Sur les perspectives d'éloignement
S'agissant des perspectives d'éloignement, si l'éloignement de Monsieur [I] [G] n'est pas possible à ce jour, cela ne signifie pas qu'il sera définitivement impossible ou inenvisageable dans un avenir proche. La préfecture attend une réponse à ses demandes formulées auprès du consulat d'Algérie, réponse qui conditionne l'exécution de la mesure. Aucune information ne permet d'affirmer avec certitude que les autorités consulaires vont répondre défavorablement et que l'éloignement de Monsieur [I] [G] ne pourra pas avoir lieu avant que soit épuisé l'ensemble de la durée légale maximale de la rétention administrative.
Par ailleurs, l'altération des relations diplomatiques entre la France et l'Algérie, invoquée par l'intéressé, ne suffit pas à ce stade à attester de l'absence de perspectives d'éloignement, le conflit diplomatique dont il est fait état pouvant connaître une amélioration à bref délai.
En conséquence, et au stade actuel de la mesure de rétention administrative, et alors que les perspectives raisonnables d'éloignement doivent s'entendre comme celles pouvant être réalisées dans le délai maximal de la rétention applicable à l'étranger, il ne peut être affirmé que l'éloignement de l'appelant ne pourra avoir lieu avant l'expiration de ce délai.
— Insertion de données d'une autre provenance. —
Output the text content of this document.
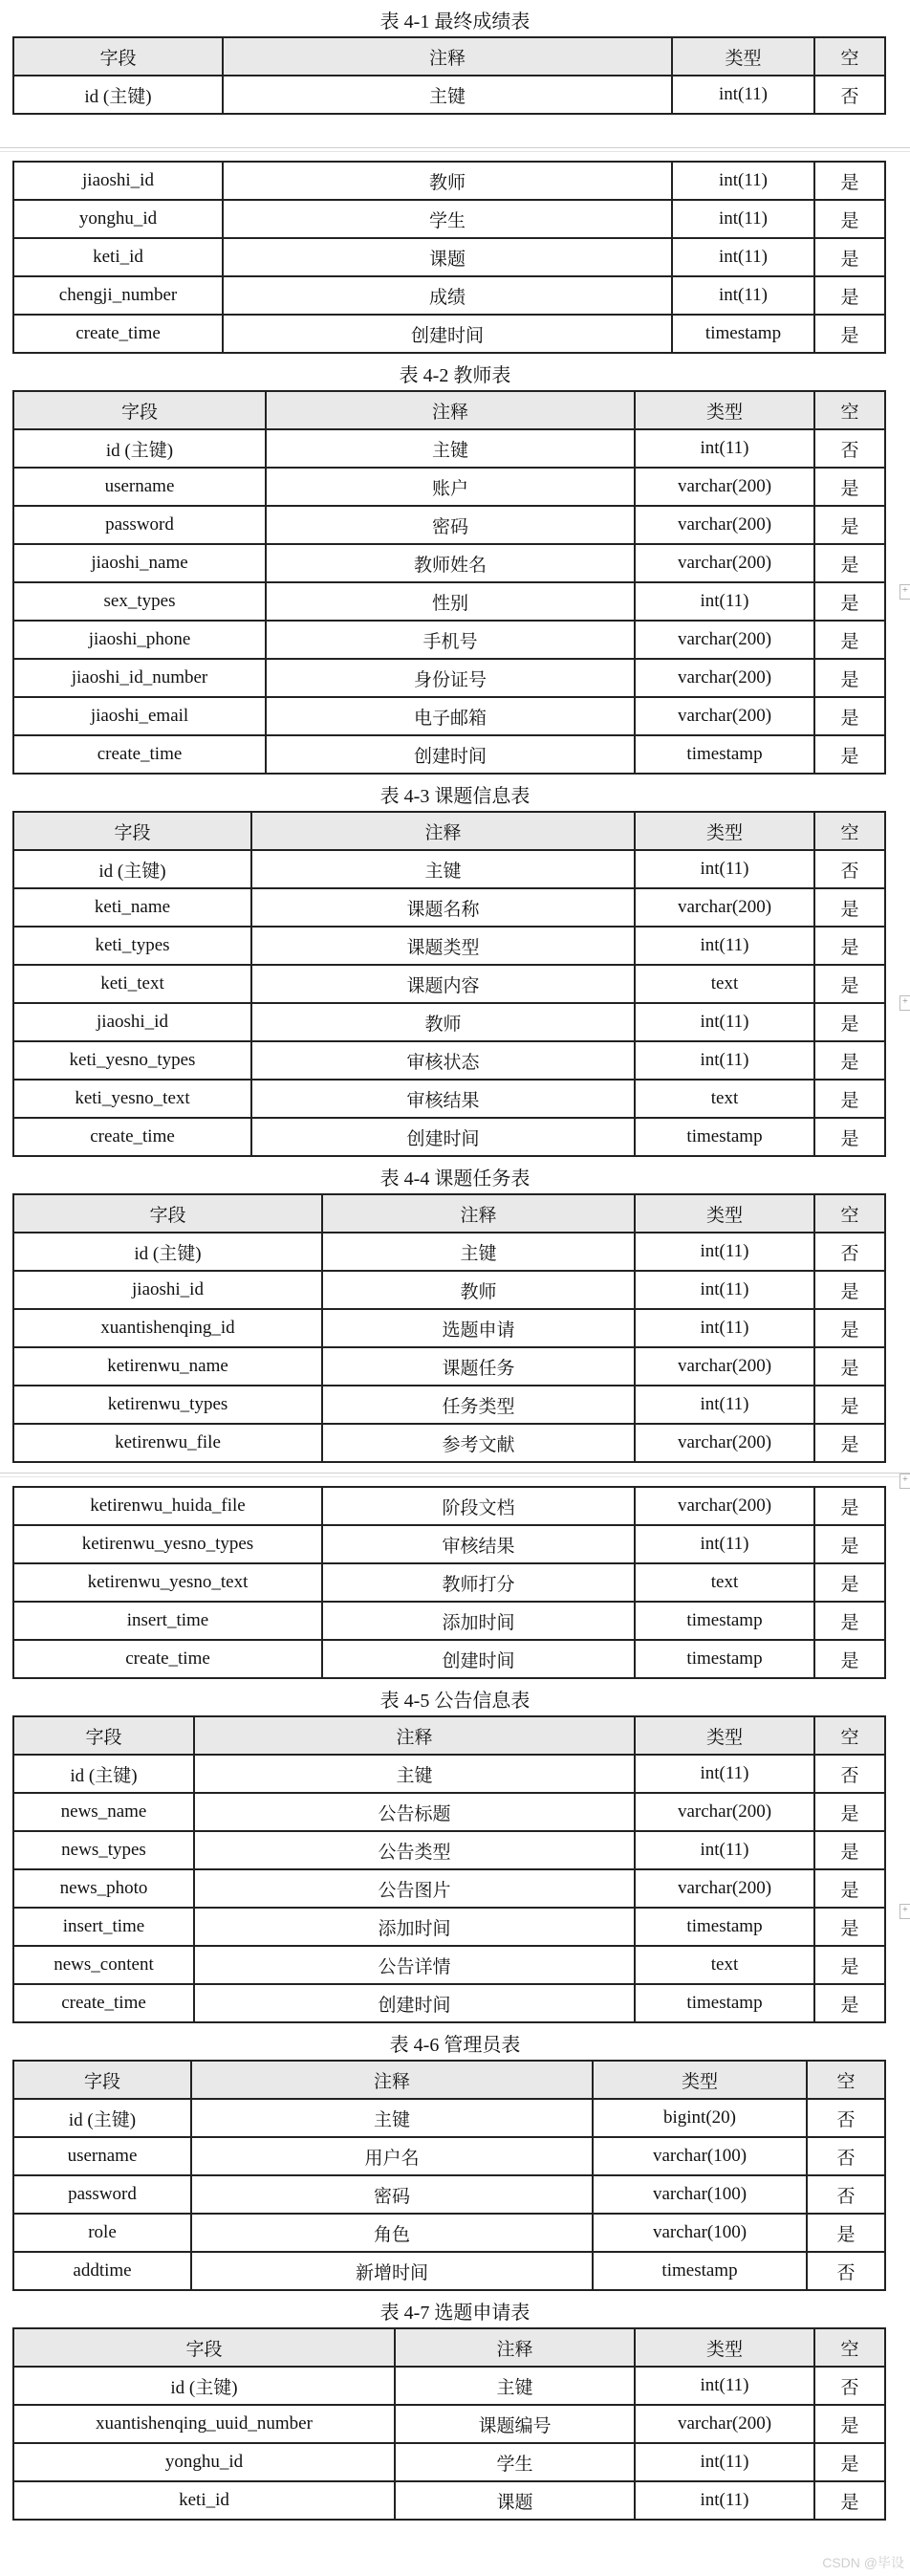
表 4-1 最终成绩表
字段	注释	类型	空
id (主键)	主键	int(11)	否
jiaoshi_id	教师	int(11)	是
yonghu_id	学生	int(11)	是
keti_id	课题	int(11)	是
chengji_number	成绩	int(11)	是
create_time	创建时间	timestamp	是
表 4-2 教师表
字段	注释	类型	空
id (主键)	主键	int(11)	否
username	账户	varchar(200)	是
password	密码	varchar(200)	是
jiaoshi_name	教师姓名	varchar(200)	是
sex_types	性别	int(11)	是
jiaoshi_phone	手机号	varchar(200)	是
jiaoshi_id_number	身份证号	varchar(200)	是
jiaoshi_email	电子邮箱	varchar(200)	是
create_time	创建时间	timestamp	是
表 4-3 课题信息表
字段	注释	类型	空
id (主键)	主键	int(11)	否
keti_name	课题名称	varchar(200)	是
keti_types	课题类型	int(11)	是
keti_text	课题内容	text	是
jiaoshi_id	教师	int(11)	是
keti_yesno_types	审核状态	int(11)	是
keti_yesno_text	审核结果	text	是
create_time	创建时间	timestamp	是
表 4-4 课题任务表
字段	注释	类型	空
id (主键)	主键	int(11)	否
jiaoshi_id	教师	int(11)	是
xuantishenqing_id	选题申请	int(11)	是
ketirenwu_name	课题任务	varchar(200)	是
ketirenwu_types	任务类型	int(11)	是
ketirenwu_file	参考文献	varchar(200)	是
ketirenwu_huida_file	阶段文档	varchar(200)	是
ketirenwu_yesno_types	审核结果	int(11)	是
ketirenwu_yesno_text	教师打分	text	是
insert_time	添加时间	timestamp	是
create_time	创建时间	timestamp	是
表 4-5 公告信息表
字段	注释	类型	空
id (主键)	主键	int(11)	否
news_name	公告标题	varchar(200)	是
news_types	公告类型	int(11)	是
news_photo	公告图片	varchar(200)	是
insert_time	添加时间	timestamp	是
news_content	公告详情	text	是
create_time	创建时间	timestamp	是
表 4-6 管理员表
字段	注释	类型	空
id (主键)	主键	bigint(20)	否
username	用户名	varchar(100)	否
password	密码	varchar(100)	否
role	角色	varchar(100)	是
addtime	新增时间	timestamp	否
表 4-7 选题申请表
字段	注释	类型	空
id (主键)	主键	int(11)	否
xuantishenqing_uuid_number	课题编号	varchar(200)	是
yonghu_id	学生	int(11)	是
keti_id	课题	int(11)	是
+
+
+
+
CSDN @毕设
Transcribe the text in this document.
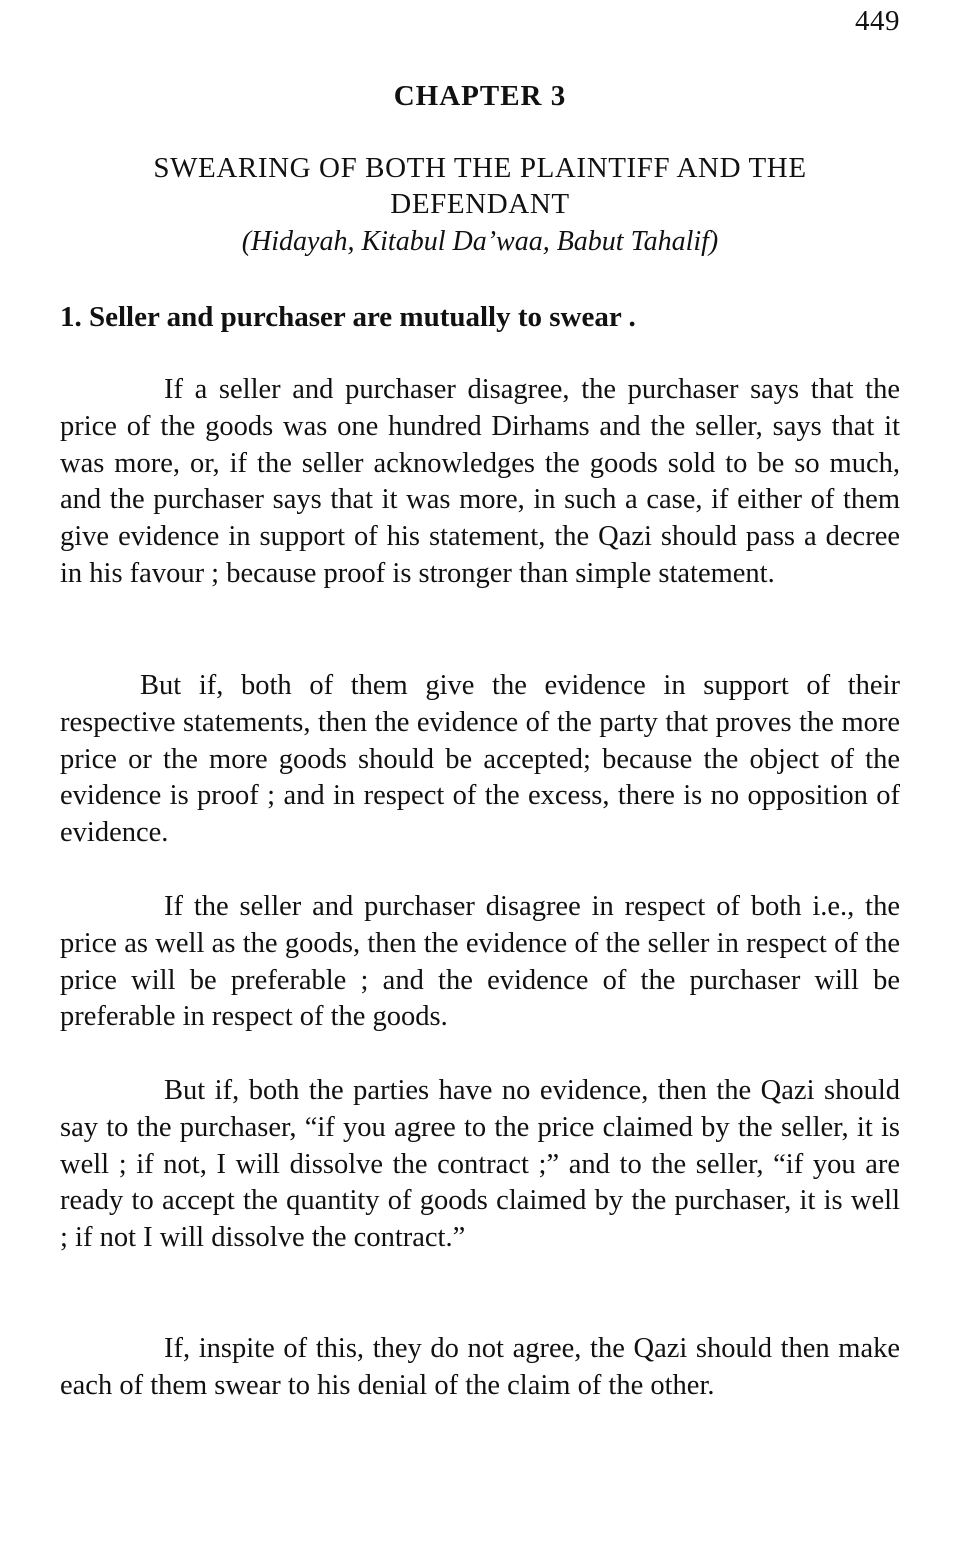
449
CHAPTER 3
SWEARING OF BOTH THE PLAINTIFF AND THE DEFENDANT
(Hidayah, Kitabul Da’waa, Babut Tahalif)
1. Seller and purchaser are mutually to swear .

If a seller and purchaser disagree, the purchaser says that the price of the goods was one hundred Dirhams and the seller, says that it was more, or, if the seller acknowledges the goods sold to be so much, and the purchaser says that it was more, in such a case, if either of them give evidence in support of his statement, the Qazi should pass a decree in his favour ; because proof is stronger than simple statement.

But if, both of them give the evidence in support of their respective statements, then the evidence of the party that proves the more price or the more goods should be accepted; because the object of the evidence is proof ; and in respect of the excess, there is no opposition of evidence.

If the seller and purchaser disagree in respect of both i.e., the price as well as the goods, then the evidence of the seller in respect of the price will be preferable ; and the evidence of the purchaser will be preferable in respect of the goods.

But if, both the parties have no evidence, then the Qazi should say to the purchaser, “if you agree to the price claimed by the seller, it is well ; if not, I will dissolve the contract ;” and to the seller, “if you are ready to accept the quantity of goods claimed by the purchaser, it is well ; if not I will dissolve the contract.”

If, inspite of this, they do not agree, the Qazi should then make each of them swear to his denial of the claim of the other.
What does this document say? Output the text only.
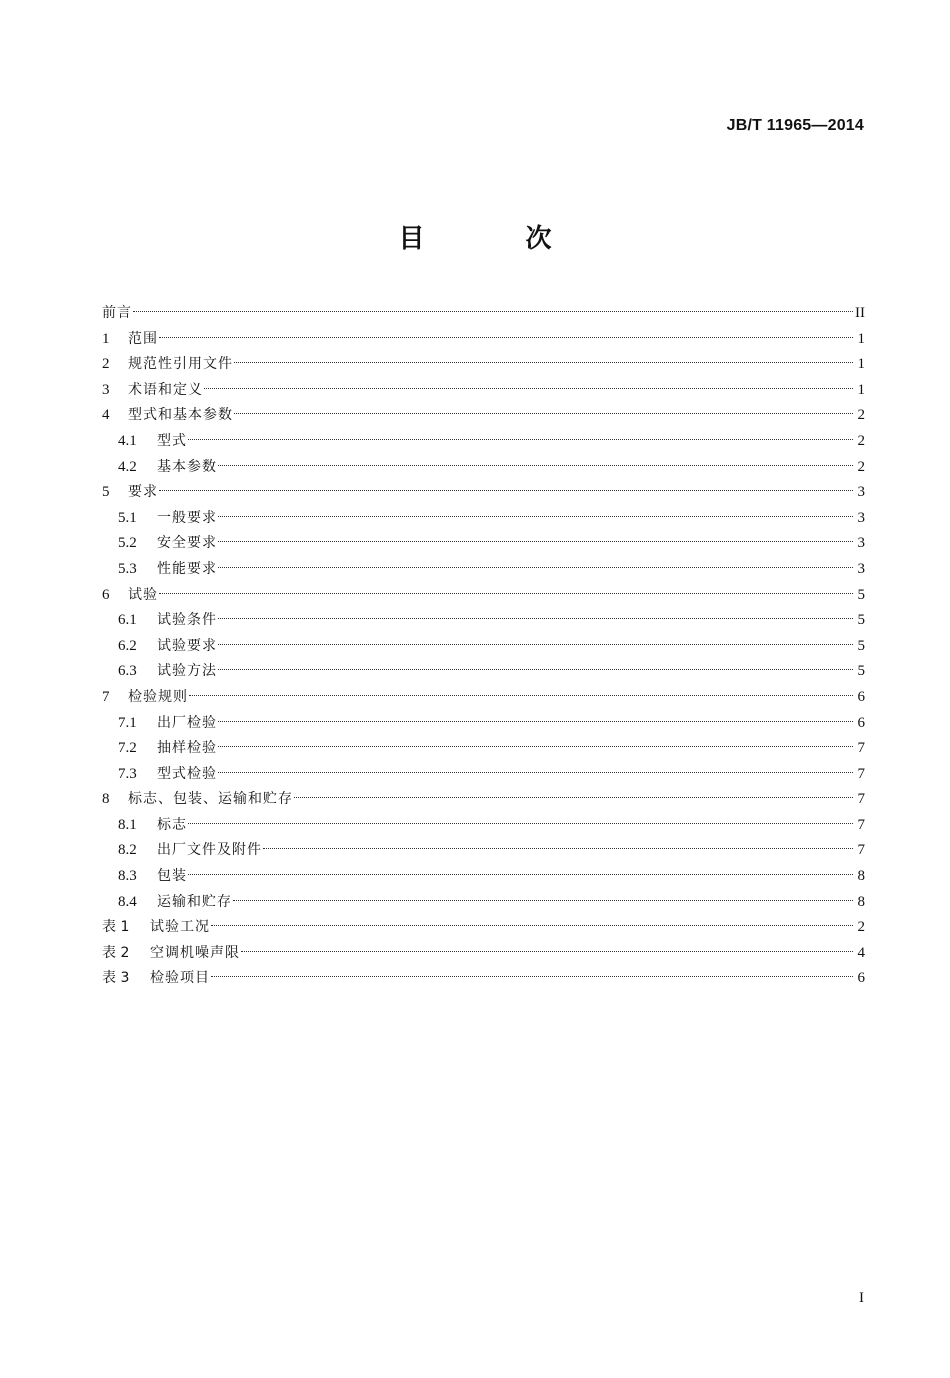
JB/T 11965—2014
目 次
前言	II
1	范围	1
2	规范性引用文件	1
3	术语和定义	1
4	型式和基本参数	2
4.1	型式	2
4.2	基本参数	2
5	要求	3
5.1	一般要求	3
5.2	安全要求	3
5.3	性能要求	3
6	试验	5
6.1	试验条件	5
6.2	试验要求	5
6.3	试验方法	5
7	检验规则	6
7.1	出厂检验	6
7.2	抽样检验	7
7.3	型式检验	7
8	标志、包装、运输和贮存	7
8.1	标志	7
8.2	出厂文件及附件	7
8.3	包装	8
8.4	运输和贮存	8
表 1	试验工况	2
表 2	空调机噪声限	4
表 3	检验项目	6
I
Aussi, l'ordonnance déférée sera confirmée en toutes ses dispositions.
PAR CES MOTIFS
Statuant par ordonnance mise à disposition au greffe après avis aux parties,
Déclarons recevable l'appel interjeté par Monsieur [I] [G] à l'encontre de l'ordonnance du juge des libertés et de la détention de [Localité 4] du 4 septembre 2024
Confirmons ladite ordonnance en toutes ses dispositions,
Disons que la présente ordonnance sera notifiée à la PREFECTURE DE [Localité 1], service des étrangers, à [G] [I], ainsi qu'à son conseil et communiquée au Ministère Public.